“Is It In This Paranoid Society That We Want to Live?”: Jean-Pierre and Luc Dardenne on Missing Cultural Life
In April, as we began to put together the Summer, 2020 issue of Filmmaker, we asked directors, cinematographers, editors and other film workers to send us their thoughts on the quarantine and their own creative lives. The responses printed here were collected from April through mid-June — personal statements that speak variously to individual filmmaking practices, films halted mid-production, politics, art and life. Read all the responses here. — Editor
Since March 13, we have been living in confinement, one of us in Liège and the other in Brussels.
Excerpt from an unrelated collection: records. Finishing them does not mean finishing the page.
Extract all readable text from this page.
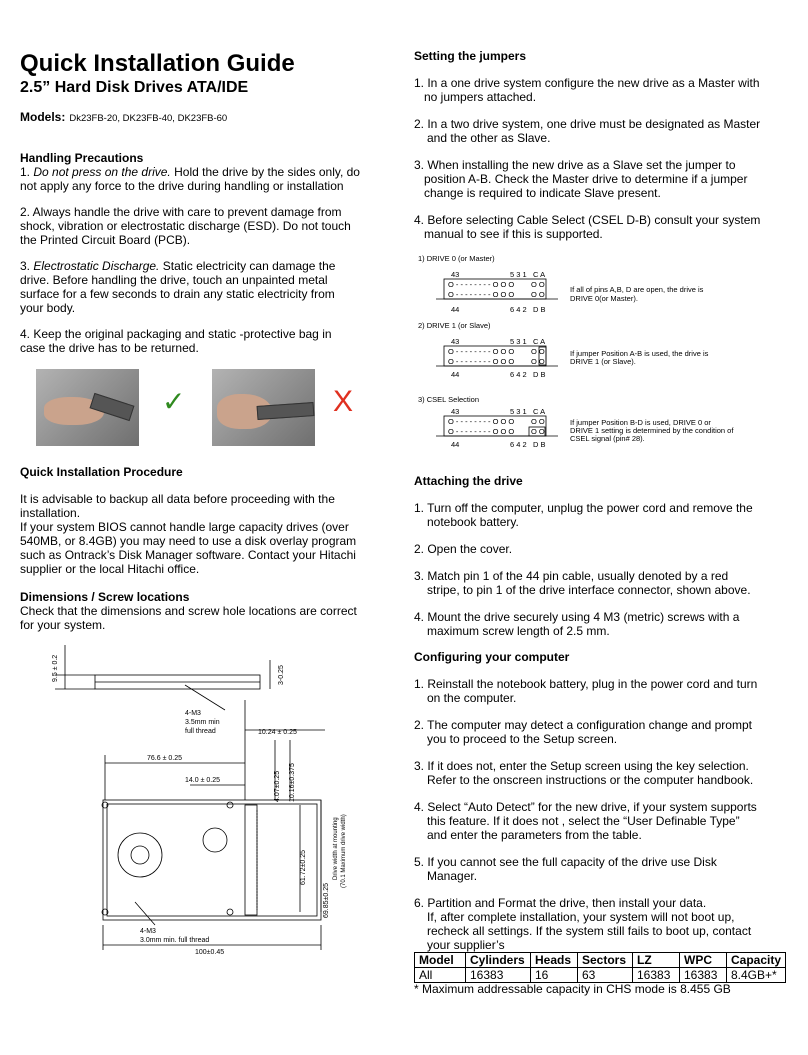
Quick Installation Guide
2.5” Hard Disk Drives ATA/IDE
Models: Dk23FB-20, DK23FB-40, DK23FB-60
Handling Precautions
1. Do not press on the drive. Hold the drive by the sides only, do not apply any force to the drive during handling or installation
2. Always handle the drive with care to prevent damage from shock, vibration or electrostatic discharge (ESD). Do not touch the Printed Circuit Board (PCB).
3. Electrostatic Discharge. Static electricity can damage the drive. Before handling the drive, touch an unpainted metal surface for a few seconds to drain any static electricity from your body.
4. Keep the original packaging and static -protective bag in case the drive has to be returned.
✓	X
Quick Installation Procedure
It is advisable to backup all data before proceeding with the installation.
If your system BIOS cannot handle large capacity drives (over 540MB, or 8.4GB) you may need to use a disk overlay program such as Ontrack’s Disk Manager software. Contact your Hitachi supplier or the local Hitachi office.
Dimensions / Screw locations
Check that the dimensions and screw hole locations are correct for your system.
9.5 ± 0.2	3-0.25
4-M3
3.5mm min
full thread	10.24 ± 0.25
76.6 ± 0.25
14.0 ± 0.25	4.07±0.25 10.16±0.375
61.72±0.25
69.85±0.25
Drive width at mounting (70.1 Maximum drive width)
4-M3
3.0mm min. full thread
100±0.45
Setting the jumpers
1. In a one drive system configure the new drive as a Master with
no jumpers attached.
2. In a two drive system, one drive must be designated as Master
and the other as Slave.
3. When installing the new drive as a Slave set the jumper to
position A-B. Check the Master drive to determine if a jumper
change is required to indicate Slave present.
4. Before selecting Cable Select (CSEL D-B) consult your system
manual to see if this is supported.
1) DRIVE 0 (or Master)
43	5 3 1 C A
O - - - - - - - - O O O O O
O - - - - - - - - O O O O O
44	6 4 2 D B
If all of pins A,B, D are open, the drive is
DRIVE 0(or Master).
2) DRIVE 1 (or Slave)
43	5 3 1 C A
O - - - - - - - - O O O O O
O - - - - - - - - O O O O O
44	6 4 2 D B
If jumper Position A-B is used, the drive is
DRIVE 1 (or Slave).
3) CSEL Selection
43	5 3 1 C A
O - - - - - - - - O O O O O
O - - - - - - - - O O O O O
44	6 4 2 D B
If jumper Position B-D is used, DRIVE 0 or
DRIVE 1 setting is determined by the condition of
CSEL signal (pin# 28).
Attaching the drive
1. Turn off the computer, unplug the power cord and remove the
notebook battery.
2. Open the cover.
3. Match pin 1 of the 44 pin cable, usually denoted by a red
stripe, to pin 1 of the drive interface connector, shown above.
4. Mount the drive securely using 4 M3 (metric) screws with a
maximum screw length of 2.5 mm.
Configuring your computer
1. Reinstall the notebook battery, plug in the power cord and turn
on the computer.
2. The computer may detect a configuration change and prompt
you to proceed to the Setup screen.
3. If it does not, enter the Setup screen using the key selection.
Refer to the onscreen instructions or the computer handbook.
4. Select “Auto Detect” for the new drive, if your system supports
this feature. If it does not , select the “User Definable Type”
and enter the parameters from the table.
5. If you cannot see the full capacity of the drive use Disk
Manager.
6. Partition and Format the drive, then install your data.
If, after complete installation, your system will not boot up,
recheck all settings. If the system still fails to boot up, contact
your supplier’s
Model	Cylinders	Heads	Sectors	LZ	WPC	Capacity
All	16383	16	63	16383	16383	8.4GB+*
* Maximum addressable capacity in CHS mode is 8.455 GB
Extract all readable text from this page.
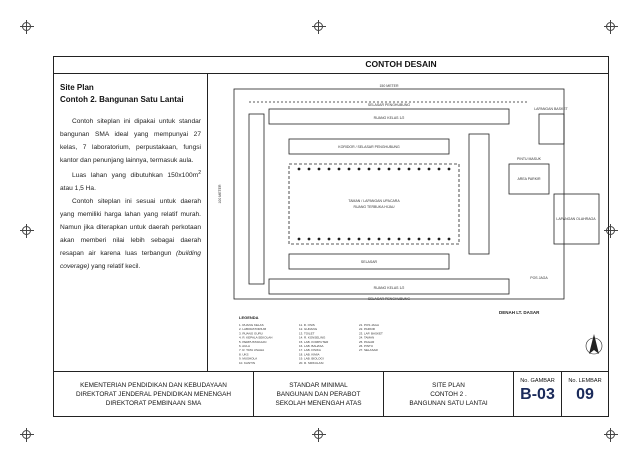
CONTOH DESAIN
Site Plan
Contoh 2. Bangunan Satu Lantai

Contoh siteplan ini dipakai untuk standar bangunan SMA ideal yang mempunyai 27 kelas, 7 laboratorium, perpustakaan, fungsi kantor dan penunjang lainnya, termasuk aula.

Luas lahan yang dibutuhkan $150x100m^2$ atau 1,5 Ha.

Contoh siteplan ini sesuai untuk daerah yang memiliki harga lahan yang relatif murah. Namun jika diterapkan untuk daerah perkotaan akan memberi nilai lebih sebagai daerah resapan air karena luas terbangun (building coverage) yang relatif kecil.

150 METER
100 METER
SELASAR PENGHUBUNG
RUANG KELAS 1/2
KORIDOR / SELASAR PENGHUBUNG
TAMAN / LAPANGAN UPACARA
RUANG TERBUKA HIJAU
SELASAR
RUANG KELAS 1/2
SELASAR PENGHUBUNG
LAPANGAN BASKET
AREA PARKIR
PINTU MASUK
LAPANGAN OLAHRAGA
POS JAGA
DENAH LT. DASAR
LEGENDA
1. RUANG KELAS
2. LABORATORIUM
3. RUANG GURU
4. R. KEPALA SEKOLAH
5. PERPUSTAKAAN
6. AULA
7. R. TATA USAHA
8. UKS
9. MUSHOLA
10. KANTIN
11. R. OSIS
12. GUDANG
13. TOILET
14. R. KONSELING
15. LAB. KOMPUTER
16. LAB. BAHASA
17. LAB. FISIKA
18. LAB. KIMIA
19. LAB. BIOLOGI
20. R. SIRKULASI
21. POS JAGA
22. PARKIR
23. LAP. BASKET
24. TAMAN
25. PAGAR
26. PINTU
27. SELASAR
KEMENTERIAN PENDIDIKAN DAN KEBUDAYAAN
DIREKTORAT JENDERAL PENDIDIKAN MENENGAH
DIREKTORAT PEMBINAAN SMA
STANDAR MINIMAL
BANGUNAN DAN PERABOT
SEKOLAH MENENGAH ATAS
SITE PLAN
CONTOH 2 .
BANGUNAN SATU LANTAI
No. GAMBAR
B-03
No. LEMBAR
09
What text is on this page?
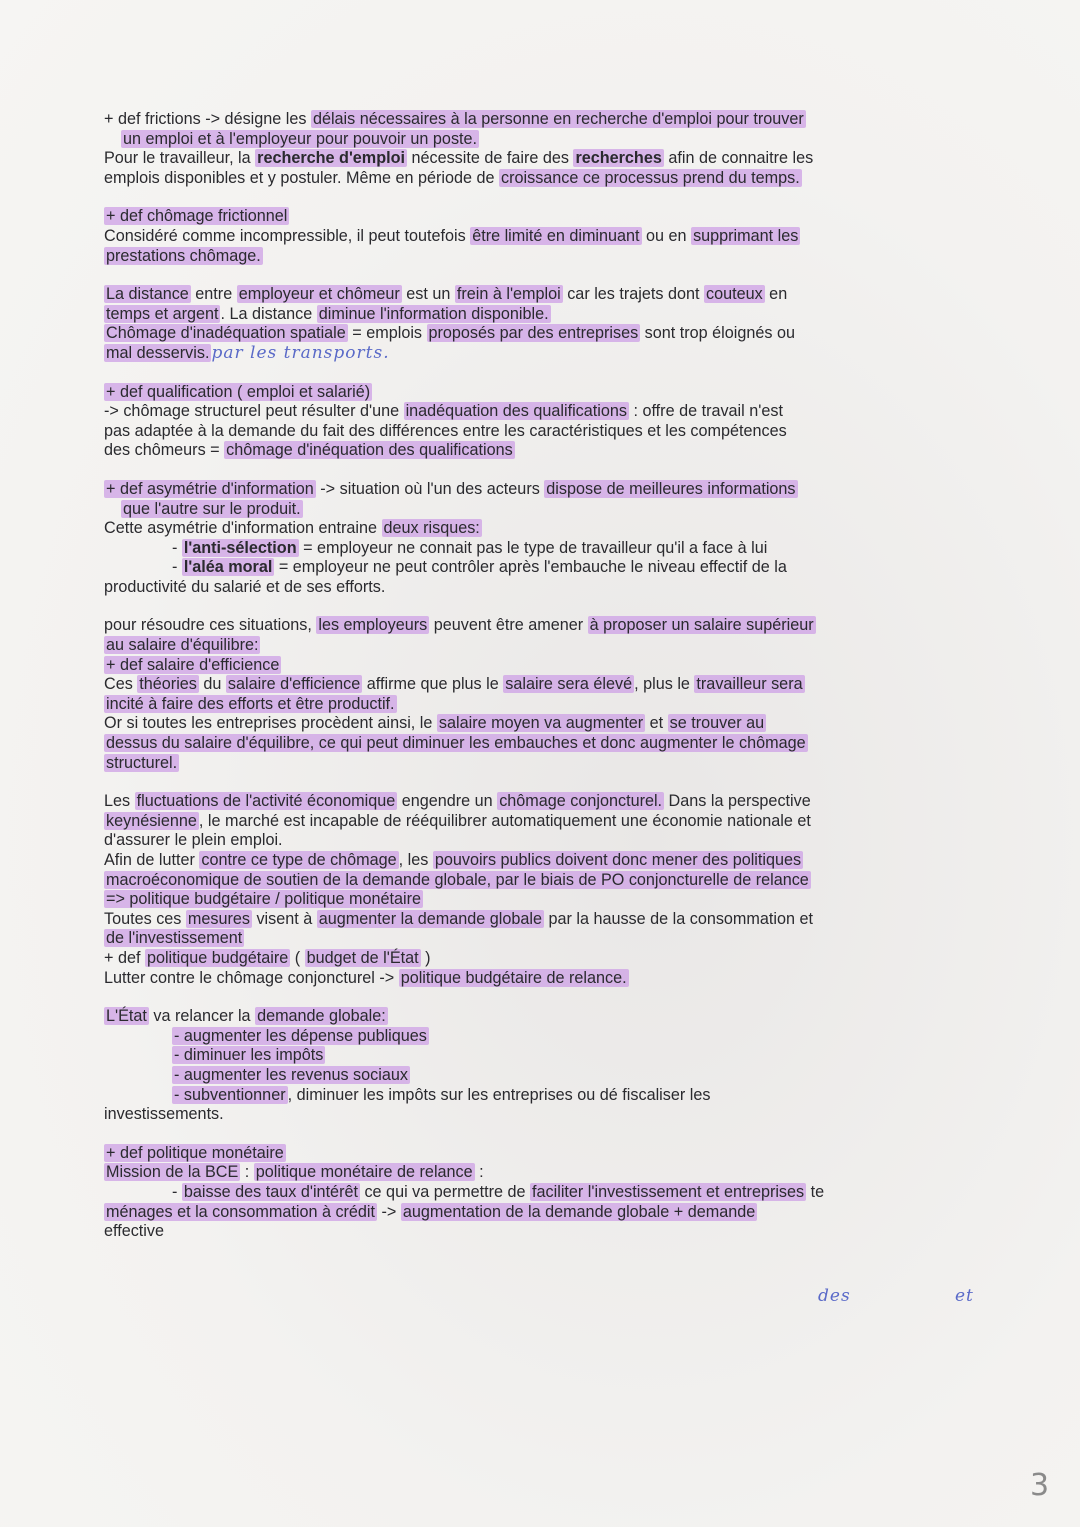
+ def frictions -> désigne les délais nécessaires à la personne en recherche d'emploi pour trouver

un emploi et à l'employeur pour pouvoir un poste.

Pour le travailleur, la recherche d'emploi nécessite de faire des recherches afin de connaitre les

emplois disponibles et y postuler. Même en période de croissance ce processus prend du temps.

+ def chômage frictionnel

Considéré comme incompressible, il peut toutefois être limité en diminuant ou en supprimant les

prestations chômage.

La distance entre employeur et chômeur est un frein à l'emploi car les trajets dont couteux en

temps et argent . La distance diminue l'information disponible.

Chômage d'inadéquation spatiale = emplois proposés par des entreprises sont trop éloignés ou

mal desservis. par les transports.

+ def qualification ( emploi et salarié)

-> chômage structurel peut résulter d'une inadéquation des qualifications : offre de travail n'est

pas adaptée à la demande du fait des différences entre les caractéristiques et les compétences

des chômeurs = chômage d'inéquation des qualifications

+ def asymétrie d'information -> situation où l'un des acteurs dispose de meilleures informations

que l'autre sur le produit.

Cette asymétrie d'information entraine deux risques:

- l'anti-sélection = employeur ne connait pas le type de travailleur qu'il a face à lui

- l'aléa moral = employeur ne peut contrôler après l'embauche le niveau effectif de la

productivité du salarié et de ses efforts.

pour résoudre ces situations, les employeurs peuvent être amener à proposer un salaire supérieur

au salaire d'équilibre:

+ def salaire d'efficience

Ces théories du salaire d'efficience affirme que plus le salaire sera élevé , plus le travailleur sera

incité à faire des efforts et être productif.

Or si toutes les entreprises procèdent ainsi, le salaire moyen va augmenter et se trouver au

dessus du salaire d'équilibre, ce qui peut diminuer les embauches et donc augmenter le chômage

structurel.

Les fluctuations de l'activité économique engendre un chômage conjoncturel. Dans la perspective

keynésienne , le marché est incapable de rééquilibrer automatiquement une économie nationale et

d'assurer le plein emploi.

Afin de lutter contre ce type de chômage , les pouvoirs publics doivent donc mener des politiques

macroéconomique de soutien de la demande globale, par le biais de PO conjoncturelle de relance

=> politique budgétaire / politique monétaire

Toutes ces mesures visent à augmenter la demande globale par la hausse de la consommation et

de l'investissement

+ def politique budgétaire ( budget de l'État )

Lutter contre le chômage conjoncturel -> politique budgétaire de relance.

L'État va relancer la demande globale:

- augmenter les dépense publiques

- diminuer les impôts

- augmenter les revenus sociaux

- subventionner , diminuer les impôts sur les entreprises ou dé fiscaliser les

investissements.

+ def politique monétaire

Mission de la BCE : politique monétaire de relance :

- baisse des taux d'intérêt ce qui va permettre de faciliter l'investissement et entreprises te

ménages et la consommation à crédit -> augmentation de la demande globale + demande

effective

des	et
3
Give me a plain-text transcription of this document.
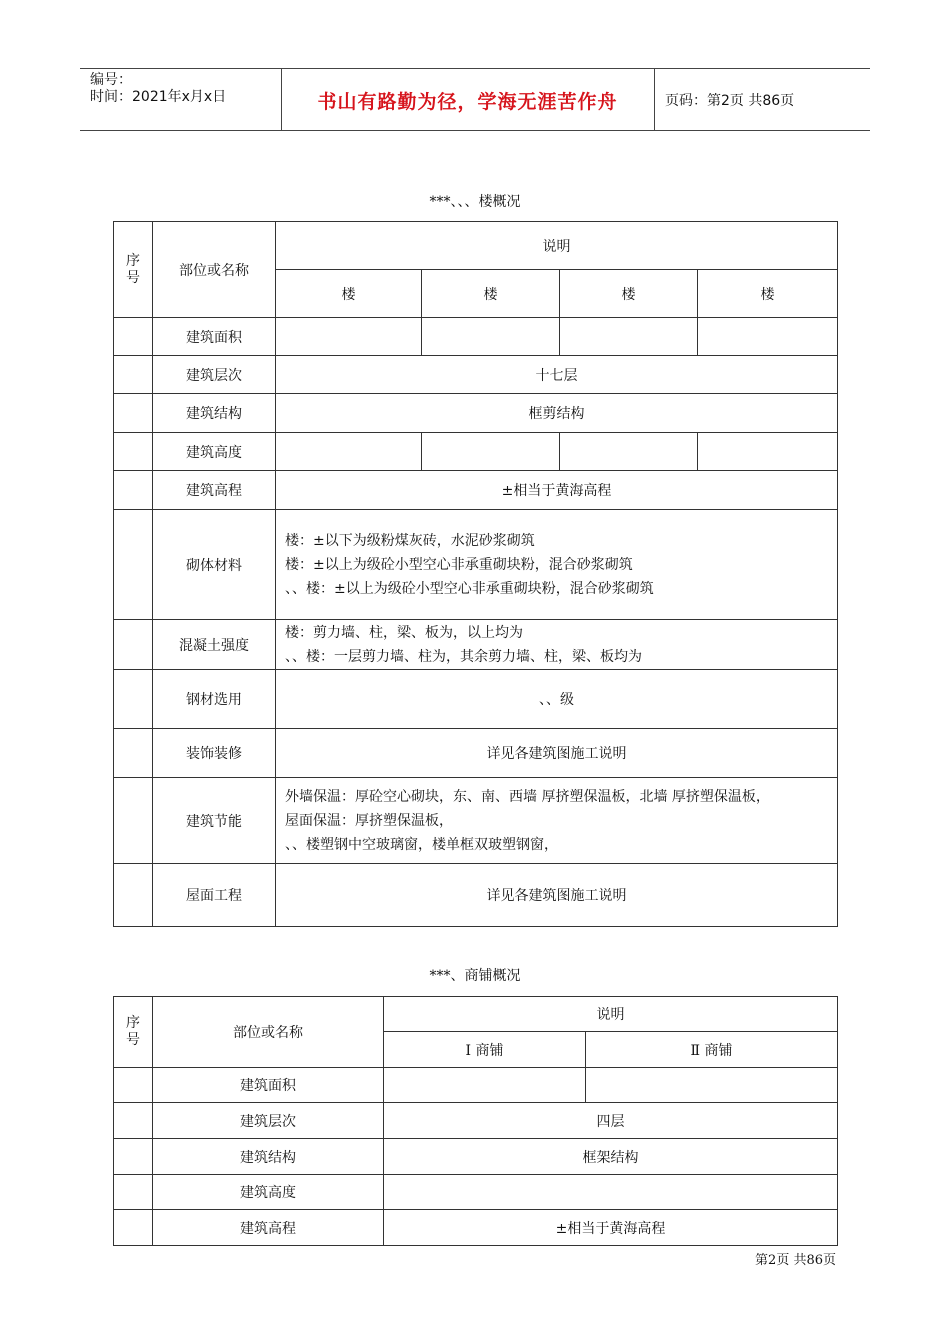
编号：
时间：2021年x月x日	书山有路勤为径，学海无涯苦作舟	页码：第2页 共86页
***、、、楼概况
序
号	部位或名称	说明			
		楼	楼	楼	楼
	建筑面积				
	建筑层次	十七层			
	建筑结构	框剪结构			
	建筑高度				
	建筑高程	±相当于黄海高程			
	砌体材料	楼：±以下为级粉煤灰砖，水泥砂浆砌筑
楼：±以上为级砼小型空心非承重砌块粉，混合砂浆砌筑
、、楼：±以上为级砼小型空心非承重砌块粉，混合砂浆砌筑			

	混凝土强度	楼：剪力墙、柱，梁、板为，以上均为
、、楼：一层剪力墙、柱为，其余剪力墙、柱，梁、板均为			

	钢材选用	、、级			
	装饰装修	详见各建筑图施工说明			
	建筑节能	外墙保温：厚砼空心砌块，东、南、西墙 厚挤塑保温板，北墙 厚挤塑保温板，
屋面保温：厚挤塑保温板，
、、楼塑钢中空玻璃窗，楼单框双玻塑钢窗，			

	屋面工程	详见各建筑图施工说明			
***、商铺概况
序
号	部位或名称	说明	
		Ⅰ 商铺	Ⅱ 商铺
	建筑面积		
	建筑层次	四层	
	建筑结构	框架结构	
	建筑高度		
	建筑高程	±相当于黄海高程	
第2页 共86页
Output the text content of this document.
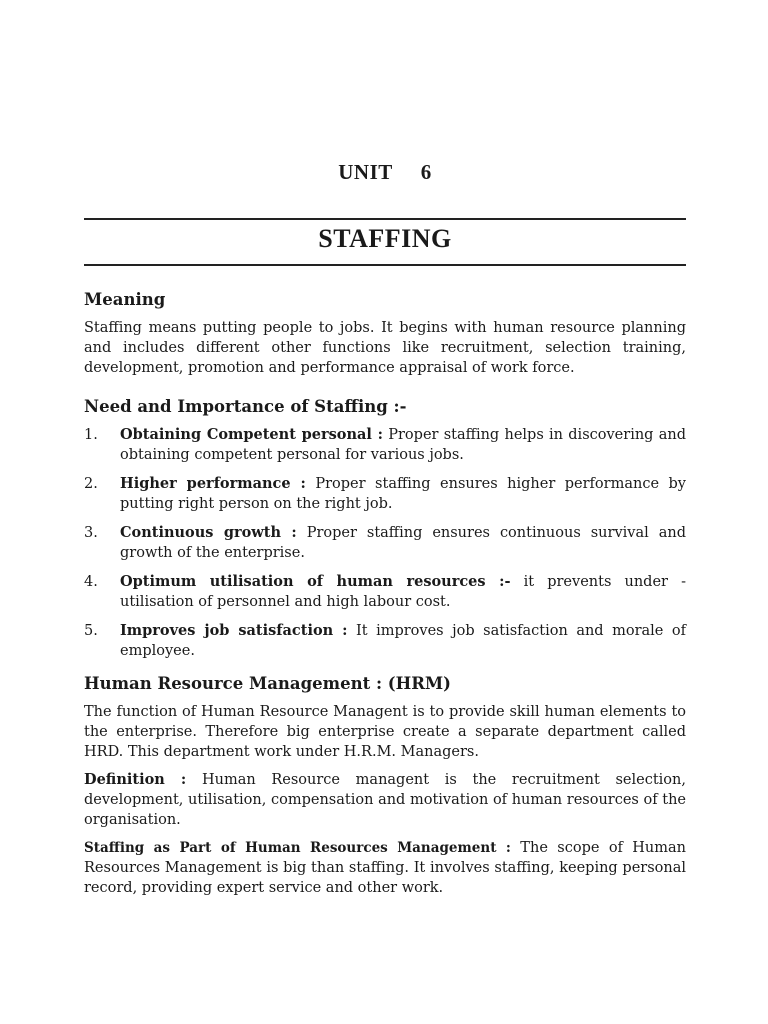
UNIT 6
STAFFING
Meaning

Staffing means putting people to jobs. It begins with human resource planning and includes different other functions like recruitment, selection training, development, promotion and performance appraisal of work force.

Need and Importance of Staffing :-
1.	Obtaining Competent personal : Proper staffing helps in discovering and obtaining competent personal for various jobs.
2.	Higher performance : Proper staffing ensures higher performance by putting right person on the right job.
3.	Continuous growth : Proper staffing ensures continuous survival and growth of the enterprise.
4.	Optimum utilisation of human resources :- it prevents under - utilisation of personnel and high labour cost.
5.	Improves job satisfaction : It improves job satisfaction and morale of employee.
Human Resource Management : (HRM)

The function of Human Resource Managent is to provide skill human elements to the enterprise. Therefore big enterprise create a separate department called HRD. This department work under H.R.M. Managers.

Definition : Human Resource managent is the recruitment selection, development, utilisation, compensation and motivation of human resources of the organisation.

Staffing as Part of Human Resources Management : The scope of Human Resources Management is big than staffing. It involves staffing, keeping personal record, providing expert service and other work.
We call each other every day to write the script for our next film. These telephone exchanges often drift to the cinema, its future. It seems to us that the current growth in the distribution of films on online platforms does not mean that the screening of films in cinemas is now redundant. On the contrary, this growth in online distribution during the confinement period only means that this mode of dissemination corresponds perfectly to a confined society, a society where people are forced to stay at home, are afraid of the outside world, of others, of death. Is it in this paranoid society that we want to live? No. We are social beings, we desire the company of others and we feel this desire all the more because COVID-19 has deprived us of it. Go to theaters, see a movie together on a screen bigger than you, go to cafes, restaurants to talk with other people about the movie you just saw, it’s this social and cultural life that we miss most today. Best (confined) wishes to all those who in America await the reopening of cinemas and a more fraternal society.
Jean-Pierre and Luc Dardenne are Belgian brothers and a writer-director team.